Schakel de transceiver nu uit met de PWR toets, wacht 5 sec. En schakel de transceiver in om de geprogrammeerde kanalen te controleren en te voorzien van een tekst-label.

Noot:
Er is voor het berekenen van de deeltallen ook een handig tooltje beschikbaar. De gewenste frequentie’s kunnen na elkaar worden ingevoerd, waarbij het programma de deeltallen berekent. Indien gewenst kan de uitkomst van alle ingevoerde frequentie’s in een tekstbestand worden opgeslagen. De software is ontwikkeld door PE1BVU en is freeware.

Download het programma hier, bewaar het zipbestand in een map naar keuze. In het zipbestand zit het programma. 

Schermafdruk:

RD40Calc

5.0 Invoeren van tekst-label voor de 5 simplex kanalen

Elk van de geprogrammeerde kanalen kan worden voorzien van een tekstlabel. Op deze manier is bij het afstemmen op een werkkanaal makkelijk te zien welk kanaal gekozen wordt.
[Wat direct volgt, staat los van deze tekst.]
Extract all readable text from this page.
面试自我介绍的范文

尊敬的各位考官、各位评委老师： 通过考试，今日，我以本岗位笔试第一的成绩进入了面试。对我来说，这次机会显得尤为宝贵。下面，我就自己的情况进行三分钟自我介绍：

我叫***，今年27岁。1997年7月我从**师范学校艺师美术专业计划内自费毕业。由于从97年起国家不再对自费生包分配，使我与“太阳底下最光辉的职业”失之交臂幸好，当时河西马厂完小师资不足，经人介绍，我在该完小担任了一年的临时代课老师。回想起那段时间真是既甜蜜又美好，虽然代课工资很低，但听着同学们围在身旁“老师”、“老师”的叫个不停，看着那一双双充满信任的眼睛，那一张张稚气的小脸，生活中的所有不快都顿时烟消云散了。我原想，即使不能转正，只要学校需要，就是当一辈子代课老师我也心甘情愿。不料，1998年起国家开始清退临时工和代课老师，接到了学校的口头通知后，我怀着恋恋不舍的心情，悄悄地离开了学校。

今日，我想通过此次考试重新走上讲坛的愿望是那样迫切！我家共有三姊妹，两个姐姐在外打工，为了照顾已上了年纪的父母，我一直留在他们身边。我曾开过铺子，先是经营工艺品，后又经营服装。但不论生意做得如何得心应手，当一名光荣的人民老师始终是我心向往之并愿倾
  • Schakel de transceiver op de normale wijze in met de PWR toets
  • Kies het 1e werkkanaal door in te toetsen: *55*001#
  • Druk kort op de PTT toets van de microfoon
  • Toets in: *55*001
  • Toets in: FCN
  • Toets in: STO
  • Vul bij Naam: de gewenste alfanumerieke waarde in
  • ga met up/dwn naar Bewaren: en zet de waarde op 1
  • Toets: OK
  • Wacht enkele tellen tot de gegevens verwerkt zijn en de ingestelde waarde op het display getoond wordt.
  • Kies het 2e werkkanaal door in te toetsen: *55*002#
  • Druk kort op de PTT toets van de microfoon
  • Toets in: *55*002
  • Toets in: FCN
  • Toets in: STO
  • Vul bij Naam: de gewenste alfanumerieke waarde in
  • ga met up/dwn naar Bewaren: en zet de waarde op 2
  • Toets: OK
  • Wacht enkele tellen tot de gegevens verwerkt zijn en de ingestelde waarde op het display getoond wordt.
  • Kies het 3e werkkanaal door in te toetsen: *55*003#
  • Druk kort op de PTT toets van de microfoon
  • Toets in: *55*003
  • Toets in: FCN
  • Toets in: STO
  • Vul bij Naam: de gewenste alfanumerieke waarde in
  • ga met up/dwn naar Bewaren: en zet de waarde op 3
  • Toets: OK
  • Wacht enkele tellen tot de gegevens verwerkt zijn en de ingestelde waarde op het display getoond wordt.
  • Kies het 4e werkkanaal door in te toetsen: *55*004#
  • Druk kort op de PTT toets van de microfoon
  • Toets in: *55*004
  • Toets in: FCN
  • Toets in: STO
  • Vul bij Naam: de gewenste alfanumerieke waarde in
  • ga met up/dwn naar Bewaren: en zet de waarde op 4
  • Toets: OK
  • Wacht enkele tellen tot de gegevens verwerkt zijn en de ingestelde waarde op het display getoond wordt.
  • Kies het 5e werkkanaal door in te toetsen: *55*005#
  • Druk kort op de PTT toets van de microfoon
  • Toets in: *55*005
  • Toets in: FCN
  • Toets in: STO
  • Vul bij Naam: de gewenste alfanumerieke waarde in
  • ga met up/dwn naar Bewaren: en zet de waarde op 5
  • Toets: OK
  • Wacht enkele tellen tot de gegevens verwerkt zijn en de ingestelde waarde op het display getoond wordt.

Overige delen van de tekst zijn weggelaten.